By TJ Troup
Pleasantly surprised that the September Issue of Sports Illustrated arrived the other day, especially since my subscription has expired.
Exceptional writer L. Jon Wertheim is the main writer; though there are others that contributed to the articles on gambling. Mr. Wertheim has been with SI for many years, and he has written books such as This Is Your Brain on Sports & Rookie Bookie.
By this time all of you know or should know my vocation was coaching/teaching. Defining terms is always a challenge, and as such defining work ethic, competitive nature, focus, and finally discipline is difficult for all the reasons you can imagine.
Rather than detail my work ethic, competitive nature, etc...let's just say serious and intense fit me like a glove.
Why gamble? The answer to that question would be a long one, yet was very intrigued by the time I was in my late 30's about betting on horses. The hours of study, and the hours spent at the track seem like a long time ago.
Can visual some races in the memory banks like it was yesterday. Mistakes? Hell yes, but overall over the course of my 20 years betting on horses was a journey worth taking. Though could go hours on this topic, learned that my chances of success came on the biggest days of the year—Kentucky Derby and Breeder's Cup.
Betting the horses day to day was a grind that was not only draining emotionally but struggled mightily to make a profit. Basketball? Baseball? tried those two, but did not fare well.
College football? Oh yeah, when my offshore book allowed me to do moneyline wagering on multiple teams. Years ago as Paul Lionel Zimmerman and myself got to know each other better, came to realize he not only was fascinated with pro football wagers, he was not allowed to gamble due to his contract with SI.
A few times appeared in his column in late summer when he discussed the upcoming season, and which teams would win more games than Vegas thought they would, or teams would lose more games than Vegas thought they would. The amount of study coupled with some insight from years of following the game...this was my wheelhouse.
Now back to the gambling issue! Wertheim details the "Big Picture", while Ben Pickman writes about the bettors. Liz Lewis and Meghan Rominger did research, and cover "The Baddest of the Bad". All in all a very entertaining issue, and for those of you who enjoy gambling you probably should get a copy.
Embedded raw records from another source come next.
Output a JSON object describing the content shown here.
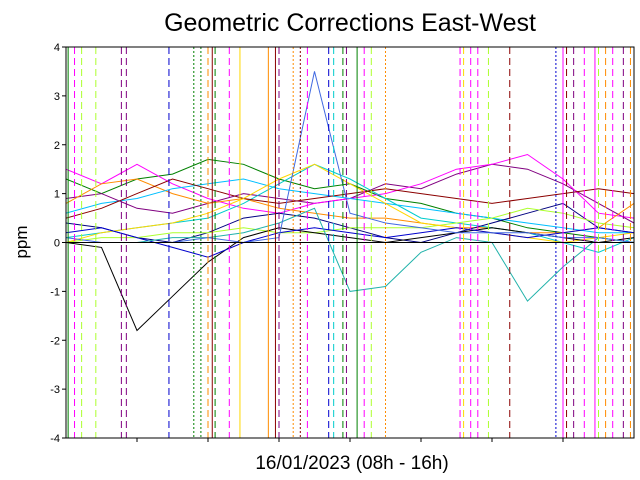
{
  "chart_data": {
    "type": "line",
    "title": "Geometric Corrections East-West",
    "xlabel": "16/01/2023 (08h - 16h)",
    "ylabel": "ppm",
    "xlim": [
      0,
      8
    ],
    "ylim": [
      -4,
      4
    ],
    "yticks": [
      -4,
      -3,
      -2,
      -1,
      0,
      1,
      2,
      3,
      4
    ],
    "x_minor_ticks": 8,
    "grid": false,
    "legend": "none",
    "series": [
      {
        "color": "#008000",
        "style": "solid",
        "x": [
          0,
          0.5,
          1,
          1.5,
          2,
          2.5,
          3,
          3.5,
          4,
          4.5,
          5,
          5.5,
          6,
          6.5,
          7,
          7.5,
          8
        ],
        "y": [
          1.3,
          1.0,
          1.3,
          1.4,
          1.7,
          1.6,
          1.3,
          1.1,
          1.2,
          0.9,
          0.8,
          0.6,
          0.5,
          0.3,
          0.2,
          0.1,
          0.0
        ]
      },
      {
        "color": "#800080",
        "style": "solid",
        "x": [
          0,
          0.5,
          1,
          1.5,
          2,
          2.5,
          3,
          3.5,
          4,
          4.5,
          5,
          5.5,
          6,
          6.5,
          7,
          7.5,
          8
        ],
        "y": [
          0.9,
          1.0,
          0.7,
          0.6,
          0.8,
          1.0,
          0.9,
          0.8,
          0.9,
          1.2,
          1.1,
          1.4,
          1.6,
          1.5,
          1.2,
          0.8,
          0.4
        ]
      },
      {
        "color": "#ff00ff",
        "style": "solid",
        "x": [
          0,
          0.5,
          1,
          1.5,
          2,
          2.5,
          3,
          3.5,
          4,
          4.5,
          5,
          5.5,
          6,
          6.5,
          7,
          7.5,
          8
        ],
        "y": [
          1.5,
          1.2,
          1.6,
          1.2,
          0.9,
          0.7,
          0.6,
          0.8,
          0.9,
          1.0,
          1.2,
          1.5,
          1.6,
          1.8,
          1.3,
          0.6,
          0.5
        ]
      },
      {
        "color": "#ff8c00",
        "style": "solid",
        "x": [
          0,
          0.5,
          1,
          1.5,
          2,
          2.5,
          3,
          3.5,
          4,
          4.5,
          5,
          5.5,
          6,
          6.5,
          7,
          7.5,
          8
        ],
        "y": [
          0.8,
          1.2,
          1.3,
          1.0,
          0.8,
          0.9,
          0.7,
          0.6,
          0.5,
          0.5,
          0.4,
          0.3,
          0.3,
          0.2,
          0.2,
          0.3,
          0.8
        ]
      },
      {
        "color": "#00bfff",
        "style": "solid",
        "x": [
          0,
          0.5,
          1,
          1.5,
          2,
          2.5,
          3,
          3.5,
          4,
          4.5,
          5,
          5.5,
          6,
          6.5,
          7,
          7.5,
          8
        ],
        "y": [
          0.6,
          0.8,
          0.9,
          1.1,
          1.2,
          1.3,
          1.1,
          1.0,
          0.9,
          0.8,
          0.7,
          0.6,
          0.5,
          0.4,
          0.3,
          0.2,
          0.2
        ]
      },
      {
        "color": "#00cccc",
        "style": "solid",
        "x": [
          0,
          0.5,
          1,
          1.5,
          2,
          2.5,
          3,
          3.5,
          4,
          4.5,
          5,
          5.5,
          6,
          6.5,
          7,
          7.5,
          8
        ],
        "y": [
          0.1,
          0.2,
          0.3,
          0.4,
          0.5,
          0.8,
          1.2,
          1.6,
          1.3,
          0.9,
          0.5,
          0.4,
          0.3,
          0.2,
          0.0,
          -0.2,
          0.1
        ]
      },
      {
        "color": "#000080",
        "style": "solid",
        "x": [
          0,
          0.5,
          1,
          1.5,
          2,
          2.5,
          3,
          3.5,
          4,
          4.5,
          5,
          5.5,
          6,
          6.5,
          7,
          7.5,
          8
        ],
        "y": [
          0.4,
          0.3,
          0.1,
          0.0,
          0.2,
          0.5,
          0.6,
          0.5,
          0.3,
          0.1,
          0.0,
          0.2,
          0.4,
          0.6,
          0.8,
          0.3,
          0.2
        ]
      },
      {
        "color": "#8b0000",
        "style": "solid",
        "x": [
          0,
          0.5,
          1,
          1.5,
          2,
          2.5,
          3,
          3.5,
          4,
          4.5,
          5,
          5.5,
          6,
          6.5,
          7,
          7.5,
          8
        ],
        "y": [
          0.5,
          0.7,
          1.0,
          1.3,
          1.1,
          0.9,
          0.8,
          0.9,
          1.0,
          1.1,
          1.0,
          0.9,
          0.8,
          0.9,
          1.0,
          1.1,
          1.0
        ]
      },
      {
        "color": "#adff2f",
        "style": "solid",
        "x": [
          0,
          0.5,
          1,
          1.5,
          2,
          2.5,
          3,
          3.5,
          4,
          4.5,
          5,
          5.5,
          6,
          6.5,
          7,
          7.5,
          8
        ],
        "y": [
          0.0,
          0.1,
          0.1,
          0.2,
          0.2,
          0.3,
          0.2,
          0.2,
          0.3,
          0.3,
          0.3,
          0.4,
          0.5,
          0.7,
          0.6,
          0.4,
          0.3
        ]
      },
      {
        "color": "#ffd700",
        "style": "solid",
        "x": [
          0,
          0.5,
          1,
          1.5,
          2,
          2.5,
          3,
          3.5,
          4,
          4.5,
          5,
          5.5,
          6,
          6.5,
          7,
          7.5,
          8
        ],
        "y": [
          0.0,
          0.2,
          0.3,
          0.4,
          0.6,
          0.9,
          1.3,
          1.6,
          1.2,
          0.8,
          0.4,
          0.3,
          0.2,
          0.1,
          0.0,
          0.1,
          0.2
        ]
      },
      {
        "color": "#000000",
        "style": "solid",
        "x": [
          0,
          0.5,
          1,
          1.5,
          2,
          2.5,
          3,
          3.5,
          4,
          4.5,
          5,
          5.5,
          6,
          6.5,
          7,
          7.5,
          8
        ],
        "y": [
          0.0,
          -0.1,
          -1.8,
          -1.1,
          -0.4,
          0.1,
          0.3,
          0.2,
          0.1,
          0.0,
          0.1,
          0.2,
          0.3,
          0.2,
          0.1,
          0.0,
          0.1
        ]
      },
      {
        "color": "#0000cd",
        "style": "solid",
        "x": [
          0,
          0.5,
          1,
          1.5,
          2,
          2.5,
          3,
          3.5,
          4,
          4.5,
          5,
          5.5,
          6,
          6.5,
          7,
          7.5,
          8
        ],
        "y": [
          0.2,
          0.3,
          0.1,
          -0.1,
          -0.3,
          0.0,
          0.2,
          0.3,
          0.2,
          0.1,
          0.2,
          0.3,
          0.2,
          0.1,
          0.2,
          0.3,
          0.2
        ]
      },
      {
        "color": "#20b2aa",
        "style": "solid",
        "x": [
          0,
          0.5,
          1,
          1.5,
          2,
          2.5,
          3,
          3.5,
          4,
          4.5,
          5,
          5.5,
          6,
          6.5,
          7,
          7.5,
          8
        ],
        "y": [
          0.0,
          0.0,
          0.0,
          0.1,
          0.1,
          0.2,
          0.4,
          0.7,
          -1.0,
          -0.9,
          -0.2,
          0.1,
          0.0,
          -1.2,
          -0.5,
          0.1,
          0.0
        ]
      },
      {
        "color": "#4169e1",
        "style": "solid",
        "x": [
          0,
          0.5,
          1,
          1.5,
          2,
          2.5,
          3,
          3.5,
          4,
          4.5,
          5,
          5.5,
          6,
          6.5,
          7,
          7.5,
          8
        ],
        "y": [
          0.1,
          0.0,
          0.0,
          0.0,
          0.1,
          0.0,
          0.1,
          3.5,
          0.6,
          0.4,
          0.3,
          0.2,
          0.2,
          0.2,
          0.1,
          0.1,
          0.0
        ]
      }
    ],
    "vlines": [
      {
        "x": 0.03,
        "color": "#008000",
        "style": "solid"
      },
      {
        "x": 0.12,
        "color": "#ff00ff",
        "style": "dashed"
      },
      {
        "x": 0.22,
        "color": "#adff2f",
        "style": "dashed"
      },
      {
        "x": 0.42,
        "color": "#adff2f",
        "style": "dashed"
      },
      {
        "x": 0.78,
        "color": "#800080",
        "style": "dashed"
      },
      {
        "x": 0.85,
        "color": "#800080",
        "style": "dashed"
      },
      {
        "x": 1.45,
        "color": "#0000cd",
        "style": "dashed"
      },
      {
        "x": 1.8,
        "color": "#008000",
        "style": "dotted"
      },
      {
        "x": 1.9,
        "color": "#008000",
        "style": "dotted"
      },
      {
        "x": 2.0,
        "color": "#ff8c00",
        "style": "dashed"
      },
      {
        "x": 2.06,
        "color": "#8b0000",
        "style": "solid"
      },
      {
        "x": 2.1,
        "color": "#008000",
        "style": "dashed"
      },
      {
        "x": 2.3,
        "color": "#ff00ff",
        "style": "dashed"
      },
      {
        "x": 2.45,
        "color": "#ffd700",
        "style": "solid"
      },
      {
        "x": 2.85,
        "color": "#ff8c00",
        "style": "solid"
      },
      {
        "x": 2.95,
        "color": "#8b0000",
        "style": "solid"
      },
      {
        "x": 3.0,
        "color": "#800080",
        "style": "dashed"
      },
      {
        "x": 3.2,
        "color": "#ff8c00",
        "style": "dotted"
      },
      {
        "x": 3.3,
        "color": "#8b0000",
        "style": "dotted"
      },
      {
        "x": 3.4,
        "color": "#ff00ff",
        "style": "dashed"
      },
      {
        "x": 3.7,
        "color": "#0000cd",
        "style": "dashed"
      },
      {
        "x": 3.77,
        "color": "#00cccc",
        "style": "dashed"
      },
      {
        "x": 3.9,
        "color": "#008000",
        "style": "dashed"
      },
      {
        "x": 3.95,
        "color": "#800080",
        "style": "dashed"
      },
      {
        "x": 4.1,
        "color": "#008000",
        "style": "solid"
      },
      {
        "x": 4.2,
        "color": "#ff00ff",
        "style": "dashed"
      },
      {
        "x": 4.3,
        "color": "#adff2f",
        "style": "dashed"
      },
      {
        "x": 4.5,
        "color": "#ff8c00",
        "style": "dotted"
      },
      {
        "x": 5.55,
        "color": "#ff00ff",
        "style": "dashed"
      },
      {
        "x": 5.6,
        "color": "#ffd700",
        "style": "dashed"
      },
      {
        "x": 5.7,
        "color": "#ff00ff",
        "style": "dashed"
      },
      {
        "x": 5.8,
        "color": "#ff00ff",
        "style": "dashed"
      },
      {
        "x": 5.95,
        "color": "#adff2f",
        "style": "dashed"
      },
      {
        "x": 6.25,
        "color": "#8b0000",
        "style": "dashed"
      },
      {
        "x": 6.9,
        "color": "#0000cd",
        "style": "dotted"
      },
      {
        "x": 7.0,
        "color": "#ff00ff",
        "style": "solid"
      },
      {
        "x": 7.05,
        "color": "#8b0000",
        "style": "dashed"
      },
      {
        "x": 7.15,
        "color": "#800080",
        "style": "dashed"
      },
      {
        "x": 7.3,
        "color": "#ff00ff",
        "style": "dashed"
      },
      {
        "x": 7.45,
        "color": "#ff00ff",
        "style": "solid"
      },
      {
        "x": 7.5,
        "color": "#adff2f",
        "style": "dashed"
      },
      {
        "x": 7.6,
        "color": "#ff8c00",
        "style": "dashed"
      },
      {
        "x": 7.7,
        "color": "#ff00ff",
        "style": "dashed"
      },
      {
        "x": 7.85,
        "color": "#800080",
        "style": "dashed"
      },
      {
        "x": 7.95,
        "color": "#ff8c00",
        "style": "dashed"
      }
    ]
  }
}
When SI releases its Pro Football Issue, and the writer's list what they believe to be each teams' win total, will respond in my "Tuesday Tidbits" column with my thoughts on which team and/or teams will win more or lose more. In closing, story time from my youth, and yes dovetails with gambling.
Late autumn on a Saturday morning at the Junior High School I attended with a few friends for a sandlot tackle football game. The two skills that over the years came to be known for was tackling and catching the ball.
One of my best friends, and team mate since Junior High...has arranged this game, and one of our opponents has a big mouth and is an ego-driven idiot who claims no one can tackle him. Yes, he has size, and he has some speed, but have been down this road many times already in my life.
Not being an impressive specimen of manhood at the age of seventeen (5' 11", 155 lbs) they thought they would dominate me and us. Sheer folly? Stupidity? Whatever.....my friend was lightning quick, ran terrific routes, and had moves galore. Was easy getting the ball to him, and he scored almost all of our touchdowns.
The ego-driven idiot ran hard, but over the course of the game tackled him every time he carried the ball. Not sure he ever scored? He thought he would wear me down, yet the traits that carried me through was stamina and heart. They finally gave up, humiliated, and did congratulate us, and stated to my friend about how well I played.
Then...with my eyes becoming as big as silver dollars, witnessed one of the opponents pulling a $20 out of his pocket—remember this is the autumn of '68...twenty bucks is big money. My friend wagered two bucks on us at 10-1 that we would win as he knew that it did not matter to me if money was at stake...anyone who carried the ball was going to go down.
What do I get out of this I asked? Damn that hamburger and coke tasted great as we ate and talked about our victory.